Set at the beginning of the undead apocalypse, the player is involved in a plane crash over central Texas near the fictional town of Splendid, and are saved by a small group of survivors that have taken refuge at the local public school and made it their Shelter. As society is beginning to fall apart, the player must organize a handful of allies, work on fortifying the school into a livable long-term shelter, scouting for food and supplies, making uncertain alliances with others, and attempting to hold together a group as humanity teeters on the brink of extinction. And although the undead lurk as an ever present environmental threat, the biggest obstacle to the player are other humans with the same goal: survival at any cost.

== Development ==
Dead State began development in Summer 2009 as a collaboration between the newly formed DoubleBear Productions and Iron Tower Studio, with writer/designer Brian Mitsoda as the project lead. The game utilized The Age of Decadence's game engine, although it was later upgraded to Torque 3D. The game initially carried the working title of "ZRPG", but was updated with the formal title of Dead State when it was formally announced a year later.
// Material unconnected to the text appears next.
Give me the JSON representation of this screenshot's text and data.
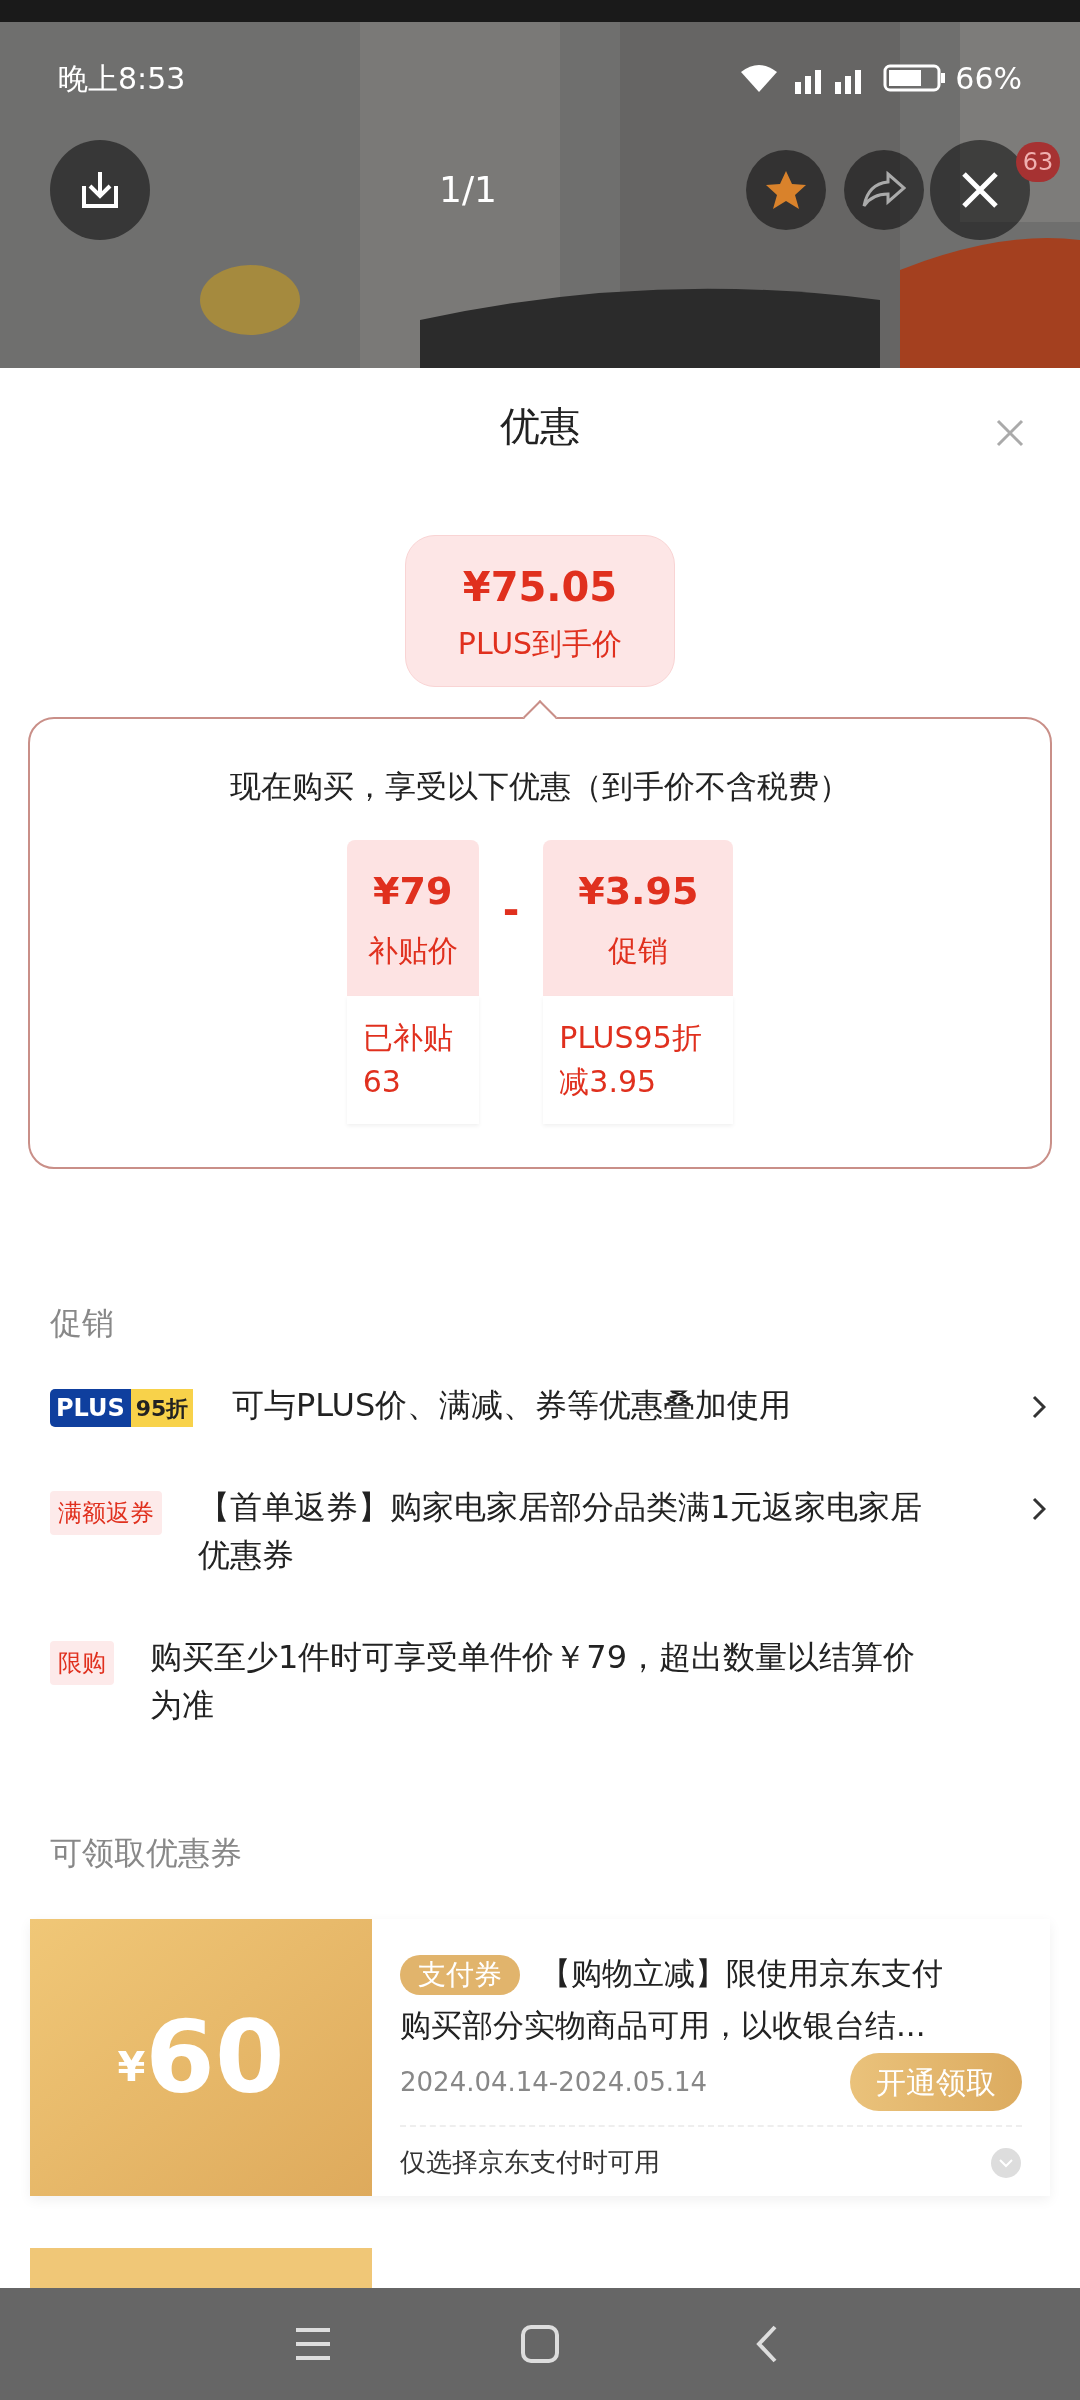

Designer Brian Mitsoda stated that the game was intended to be very dynamic, with each playthrough forming a unique experience. Mitsoda's own experiences living in Miami, Florida during Hurricane Andrew were an influence on the game design, as he intended to "work it into a broader examination of how humans deal with a crisis beyond their control."

On June 5, 2012, DoubleBear started a campaign on the crowdfunding site, Kickstarter, seeking $150,000 to fund the development of the game. The campaign ended one month later on July 5, having collected $332,635; 221% of the original goal. The game was first shown at the Indie Megabooth for PAX Prime 2013 with a playable demo showing, and showed there again the following year. On February 14, 2014, DoubleBear Productions launched an early access demo of Dead State on Steam. Dead State: The First Seven Days was an early preview of the first week of Dead State’s gameplay as an opportunity for the player to prepare their strategy and allow the early access players to test and polish the game.
Dead State entered active beta on Steam on August 27, 2014, and has had consistent patches and updates since the Early Access release in February.

Dead State was released on Steam and GOG.com on December 4, 2014, and was picked as PC Gamer writer Evan Lahti's 2014 Personal Pick. The game has had multiple updates since its release, the largest of those being the Reanimated release. As with that and all other patches and updates, they have been released for free to the owners of the game.

Although the Reanimated patch was the final update for Dead State, Iron Tower Studios assisted with creating a Russian language translation of the game. Brian Mitsoda also penned a postmortem of the game on Gamasutra, and the team spoke about it on a panel at PAX Dev 2015.